Polymer@silica composites with tunable outer and inner surface properties: a platform for aqueous asymmetric transfer hydrogenation

Abstract

A highly efficient chiral solid catalyst was synthesized via in situ polymerization of a chiral monomer (1R,2R)-N¹-(4-vinylbenzenesulfonyl)-1,2-diphenylethane-1,2-diamine (VBS-DPEN) together with divinylbenzene (DVB) in the nanocages of mesoporous silica (FDU-12) followed by coordination with a metal precursor [Cp*RhCl₂]₂ (Cp* = pentamethylcyclopentadiene).
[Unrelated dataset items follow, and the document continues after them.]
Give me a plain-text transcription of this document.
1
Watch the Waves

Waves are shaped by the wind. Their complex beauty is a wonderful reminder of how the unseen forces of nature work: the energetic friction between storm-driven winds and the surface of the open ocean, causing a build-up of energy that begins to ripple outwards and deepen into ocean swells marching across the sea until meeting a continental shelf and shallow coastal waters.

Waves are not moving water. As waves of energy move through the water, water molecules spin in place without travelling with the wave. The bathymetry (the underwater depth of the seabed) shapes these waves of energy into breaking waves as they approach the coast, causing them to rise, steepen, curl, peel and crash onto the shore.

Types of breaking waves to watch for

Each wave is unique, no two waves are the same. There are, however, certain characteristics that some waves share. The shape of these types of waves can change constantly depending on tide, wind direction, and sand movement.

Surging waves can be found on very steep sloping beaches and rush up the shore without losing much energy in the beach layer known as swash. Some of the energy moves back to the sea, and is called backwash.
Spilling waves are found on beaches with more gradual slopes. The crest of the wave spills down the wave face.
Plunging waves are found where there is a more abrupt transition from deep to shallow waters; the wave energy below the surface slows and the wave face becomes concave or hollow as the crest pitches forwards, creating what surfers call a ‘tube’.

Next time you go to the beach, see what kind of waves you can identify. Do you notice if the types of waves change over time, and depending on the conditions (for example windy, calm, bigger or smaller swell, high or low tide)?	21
The solid chiral catalyst with hydrophilic outer and hydrophobic inner surface properties could be well dispersed in aqueous solution and facilitate the adsorption of hydrophobic ketones in it. As a result, it could efficiently catalyze the aqueous asymmetric transfer hydrogenation (ATH) of ketones to afford 94% ee and a much higher TOF than homogeneous Rh-TsDPEN (TOF 585 versus 340 h⁻¹). Our studies suggest that the dispersion of polymers in the nanopores of mesoporous silica could provide a new approach to the synthesis of high performance solid catalysts for organic reactions in water.